Shell script "dvc pull" not working

I used the code os.system("dvc pull") to load a .csv data file (labeled_projects.csv) from my Google service account (Google Drive), and it has been working well since I deployed it a few months ago. The code itself is loaded from my GitHub account.

But it appears that the code suddenly stopped loading the .csv file and I got the error message FileNotFoundError: [Errno 2] No such file or directory: '/mount/src/mlops/data/labeled_projects.csv'.

The Streamlit server provides no error message regarding the execution of os.system("dvc pull").

Attempting to replace os.system("dvc pull") by using the tempfile package to create a .sh file and executing it using the suprocess package does not help. Got the same FileNotFoundError message with no error message about “dvc pull”.

Also, executing the command find . -name 'labeled_projects.csv' could not find any matching return from the streamlit server.

The code “dvc pull” works fine if executed locally.

Thanks for your help!

Hi @tonypeng

I’ve recently used subprocess’ Popen to run a shell script file. Additionally, there’s also run from subprocess that you could also try.
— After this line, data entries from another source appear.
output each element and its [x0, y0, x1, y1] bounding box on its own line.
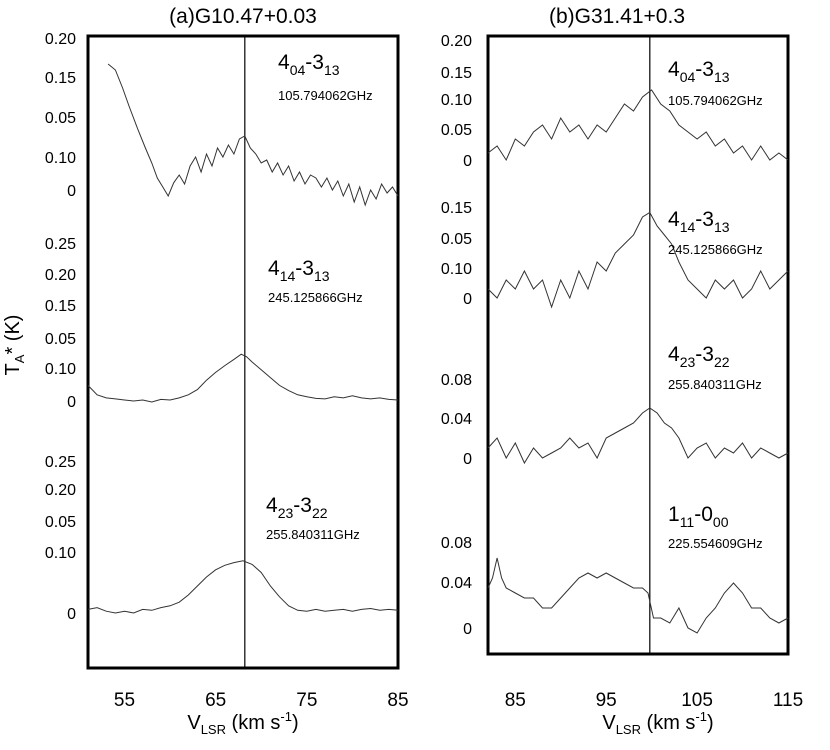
x-tick-label: 65: [205, 690, 226, 711]
frequency-label: 255.840311GHz: [668, 377, 762, 392]
y-tick-label: 0.10: [45, 545, 76, 562]
frequency-label: 105.794062GHz: [278, 88, 373, 103]
y-tick-label: 0: [67, 183, 76, 200]
x-tick-label: 75: [296, 690, 317, 711]
panel-a: (a)G10.47+0.03 0.20 0.15 0.05 0.10 0 404-313 1…: [45, 5, 409, 737]
y-axis-label: TA* (K): [2, 315, 27, 376]
x-tick-label: 115: [773, 690, 803, 711]
y-tick-label: 0.10: [45, 361, 76, 378]
y-tick-label: 0.10: [441, 261, 472, 278]
y-tick-label: 0: [463, 621, 472, 638]
spectrum-line-404-313: [107, 63, 399, 207]
x-tick-label: 55: [114, 690, 135, 711]
panel-a-marks: 0.20 0.15 0.05 0.10 0 404-313 105.794062GHz 0.2…: [45, 31, 399, 668]
y-tick-label: 0: [67, 606, 76, 623]
y-tick-label: 0.15: [45, 70, 76, 87]
y-tick-label: 0.05: [45, 331, 76, 348]
frequency-label: 245.125866GHz: [268, 290, 363, 305]
y-tick-label: 0.05: [45, 514, 76, 531]
transition-label: 404-313: [278, 51, 340, 78]
y-tick-label: 0.04: [441, 575, 472, 592]
transition-label: 111-000: [668, 503, 729, 530]
spectrum-line-111-000: [487, 557, 789, 634]
panel-b: (b)G31.41+0.3 0.20 0.15 0.10 0.05 0 404-313 10…: [441, 5, 803, 737]
panel-a-frame: [86, 34, 400, 670]
y-tick-label: 0.05: [441, 231, 472, 248]
y-tick-label: 0: [463, 451, 472, 468]
panel-b-x-axis-label: VLSR (km s-1): [602, 709, 713, 737]
y-tick-label: 0: [463, 291, 472, 308]
y-tick-label: 0.20: [45, 31, 76, 48]
spectrum-line-414-313: [87, 353, 399, 403]
transition-label: 414-313: [668, 208, 730, 235]
y-tick-label: 0.20: [45, 482, 76, 499]
transition-label: 423-322: [668, 343, 730, 370]
y-tick-label: 0.15: [45, 298, 76, 315]
y-tick-label: 0.04: [441, 411, 472, 428]
y-tick-label: 0.10: [441, 92, 472, 109]
y-tick-label: 0.25: [45, 236, 76, 253]
y-tick-label: 0.10: [45, 150, 76, 167]
frequency-label: 105.794062GHz: [668, 93, 763, 108]
y-tick-label: 0.20: [45, 267, 76, 284]
frequency-label: 255.840311GHz: [266, 527, 360, 542]
y-tick-label: 0.20: [441, 33, 472, 50]
y-tick-label: 0.08: [441, 535, 472, 552]
panel-a-x-ticks: 55 65 75 85: [114, 690, 409, 711]
y-tick-label: 0.25: [45, 454, 76, 471]
frequency-label: 225.554609GHz: [668, 536, 763, 551]
panel-a-x-axis-label: VLSR (km s-1): [187, 709, 298, 737]
y-tick-label: 0.08: [441, 372, 472, 389]
y-tick-label: 0.05: [45, 110, 76, 127]
transition-label: 404-313: [668, 58, 730, 85]
panel-b-title: (b)G31.41+0.3: [549, 5, 685, 28]
y-tick-label: 0.15: [441, 200, 472, 217]
x-tick-label: 95: [596, 690, 617, 711]
spectrum-line-404-313: [487, 89, 789, 162]
y-tick-label: 0: [67, 394, 76, 411]
x-tick-label: 85: [505, 690, 526, 711]
y-tick-label: 0.15: [441, 65, 472, 82]
spectrum-line-423-322: [487, 407, 789, 465]
x-tick-label: 85: [387, 690, 408, 711]
transition-label: 423-322: [266, 494, 328, 521]
spectrum-line-414-313: [487, 211, 789, 309]
y-tick-label: 0.05: [441, 122, 472, 139]
panel-b-x-ticks: 85 95 105 115: [505, 690, 803, 711]
transition-label: 414-313: [268, 257, 330, 284]
y-tick-label: 0: [463, 153, 472, 170]
panel-b-marks: 0.20 0.15 0.10 0.05 0 404-313 105.794062GHz 0.1…: [441, 33, 789, 654]
spectrum-line-423-322: [87, 560, 399, 614]
panel-b-frame: [486, 34, 790, 656]
panel-a-title: (a)G10.47+0.03: [169, 5, 317, 28]
frequency-label: 245.125866GHz: [668, 242, 763, 257]
x-tick-label: 105: [681, 690, 713, 711]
Please also look into using stdout and/or stderr as parameters in order to direct any error messages.

Here’s a code snippet that you can add to your Streamlit app and see if that helps.

import subprocess

result = subprocess.Popen(['bash', 'run.sh'], stdout=subprocess.PIPE, stderr=subprocess.PIPE)
stdout, stderr = result.communicate()
print("Output:", stdout.decode())
print("Error:", stderr.decode())

Thanks @dataprofessor for the code snippet.

Using the code snippet you provided, it appears that, in my case with a simple Shell script of dvc pull within the Streamlit app.py file, the correct executable of dvc that is installed into the Streamlit server from the requirements.txt file can not be successfully reached.

The following code solved my problem.

import sys
import subprocess
import streamlit as st

def pull_data_with_dvc():
    cmd = [sys.executable, "-m", "dvc", "pull"]
    result = subprocess.run(cmd, capture_output=True, text=True)
    if result.returncode == 0:
        st.write("Data pulled successfully!")
        st.write(result.stdout)
    else:
        st.write("Error pulling data!")
        st.write(result.stderr)

# Use this function somewhere in your Streamlit app.
pull_data_with_dvc()

Thanks again!

1 Like

Glad to see that you’ve found a working implementation, congrats!

1 Like